From 10/17 to 10/19, the list VM's SMTP server experienced repeated, periodic
segfaults. This is despite the fact that the server software in question,
Haraka, is written for Node.js (a memory safe environment) with no native
extensions. The segfaults would sometimes cause Mailman’s outgoing runner to
get wedged (apparently it has no timeout), so new messages were added to the
archives but weren’t delivered to anyone until I manually restarted Mailman,
which I did a few times.
I honestly have no idea what caused the segfaults; opening the core dumps in a
debugger was entirely unhelpful. I don’t even see any package updates in the
days before the crashes started. However, I did learn that Node.js no longer
officially supports 32-bit x86, which I had been running it on for...

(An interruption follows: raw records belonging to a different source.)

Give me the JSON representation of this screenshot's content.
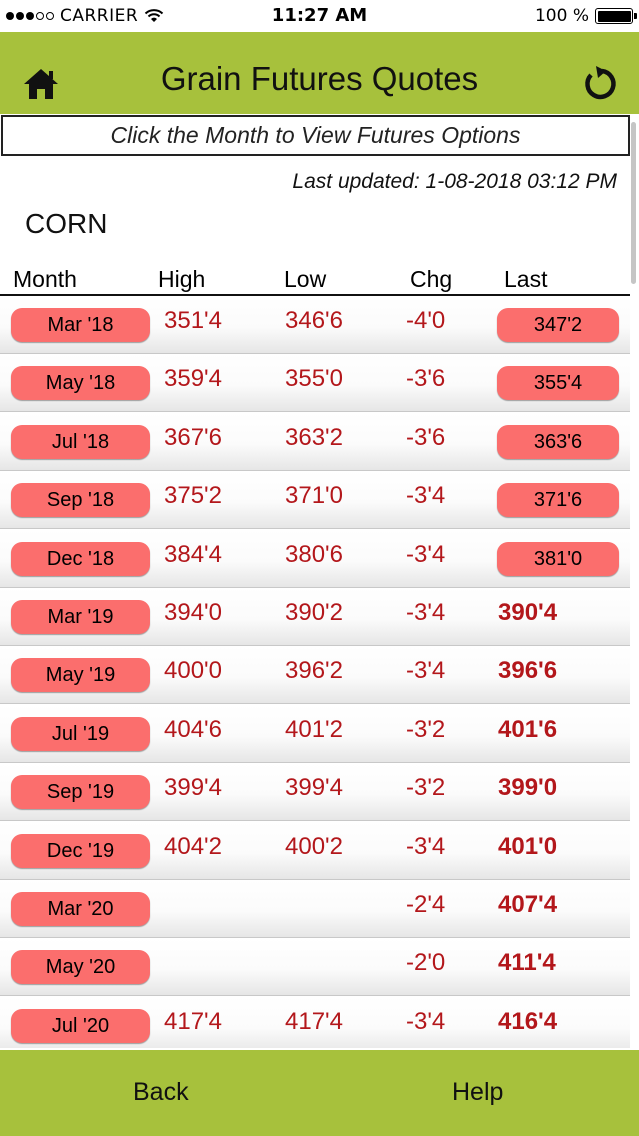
{
  "status_bar": {
    "carrier": "CARRIER",
    "time": "11:27 AM",
    "battery": "100 %"
  },
  "header": {
    "title": "Grain Futures Quotes",
    "home_icon": "home-icon",
    "refresh_icon": "refresh-icon"
  },
  "banner": "Click the Month to View Futures Options",
  "last_updated": "Last updated: 1-08-2018 03:12 PM",
  "commodity": "CORN",
  "columns": {
    "month": "Month",
    "high": "High",
    "low": "Low",
    "chg": "Chg",
    "last": "Last"
  },
  "rows": [
    {
      "month": "Mar '18",
      "high": "351'4",
      "low": "346'6",
      "chg": "-4'0",
      "last": "347'2",
      "last_button": true
    },
    {
      "month": "May '18",
      "high": "359'4",
      "low": "355'0",
      "chg": "-3'6",
      "last": "355'4",
      "last_button": true
    },
    {
      "month": "Jul '18",
      "high": "367'6",
      "low": "363'2",
      "chg": "-3'6",
      "last": "363'6",
      "last_button": true
    },
    {
      "month": "Sep '18",
      "high": "375'2",
      "low": "371'0",
      "chg": "-3'4",
      "last": "371'6",
      "last_button": true
    },
    {
      "month": "Dec '18",
      "high": "384'4",
      "low": "380'6",
      "chg": "-3'4",
      "last": "381'0",
      "last_button": true
    },
    {
      "month": "Mar '19",
      "high": "394'0",
      "low": "390'2",
      "chg": "-3'4",
      "last": "390'4",
      "last_button": false
    },
    {
      "month": "May '19",
      "high": "400'0",
      "low": "396'2",
      "chg": "-3'4",
      "last": "396'6",
      "last_button": false
    },
    {
      "month": "Jul '19",
      "high": "404'6",
      "low": "401'2",
      "chg": "-3'2",
      "last": "401'6",
      "last_button": false
    },
    {
      "month": "Sep '19",
      "high": "399'4",
      "low": "399'4",
      "chg": "-3'2",
      "last": "399'0",
      "last_button": false
    },
    {
      "month": "Dec '19",
      "high": "404'2",
      "low": "400'2",
      "chg": "-3'4",
      "last": "401'0",
      "last_button": false
    },
    {
      "month": "Mar '20",
      "high": "",
      "low": "",
      "chg": "-2'4",
      "last": "407'4",
      "last_button": false
    },
    {
      "month": "May '20",
      "high": "",
      "low": "",
      "chg": "-2'0",
      "last": "411'4",
      "last_button": false
    },
    {
      "month": "Jul '20",
      "high": "417'4",
      "low": "417'4",
      "chg": "-3'4",
      "last": "416'4",
      "last_button": false
    }
  ],
  "footer": {
    "back": "Back",
    "help": "Help"
  },
  "colors": {
    "header_green": "#a7c13c",
    "button_red": "#fb6e6d",
    "value_red": "#b3171b"
  }
}
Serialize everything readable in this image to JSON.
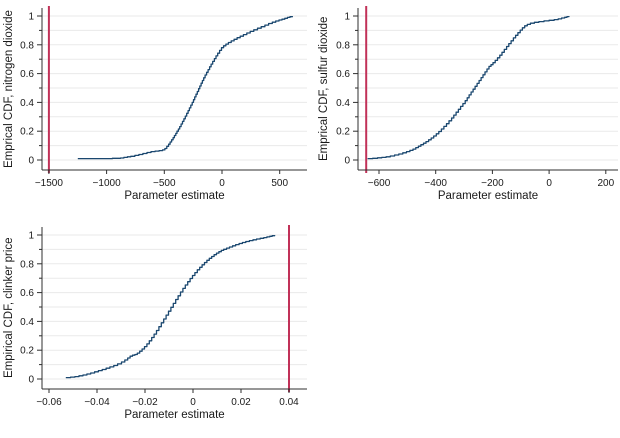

historical reasons. On 10/19 I switched to 64-bit Node, and also added a some
monitoring that would alert me ASAP if any more core dumps showed up. For the
next week, none did.
…which I thought was because things were working fine. In reality, the lists
were completely down from then to today, but nobody alerted me because they
thought I already knew.
Ooops.
Haraka’s main process was running the whole time. But it would spawn a worker
process; that worker would complain about failing to load
/usr/lib/authbind/libauthbind.so.1, but treat this as a non-fatal error; then
it would try to bind on port 25, and fail because it can’t do so without
libauthbind. The worker process would die, and after a fraction of a second
Haraka would spawn a new one. This cycle repeated 716,838 times, printing
several dozen lines to a log file each time, until, on Saturday, the log file
filled up the VM’s remaining disk space. The lack of disk space triggered a
different monitoring alert, which caused me to finally investigate the
situation.
Once I determined the issue, the fix was simple: switch libauthbind to 64-bit
as well. Now the lists are back up.
I can’t guarantee they will stay up because I didn’t find the root cause of the
segfaults; they might recur. But the monitoring should work as intended now.
In case that doesn’t work, though, please let me know on Discord or IRC if the
lists go down. If the segfaults do recur, I will spend more time in the
debugger and hopefully get to the bottom of the situation.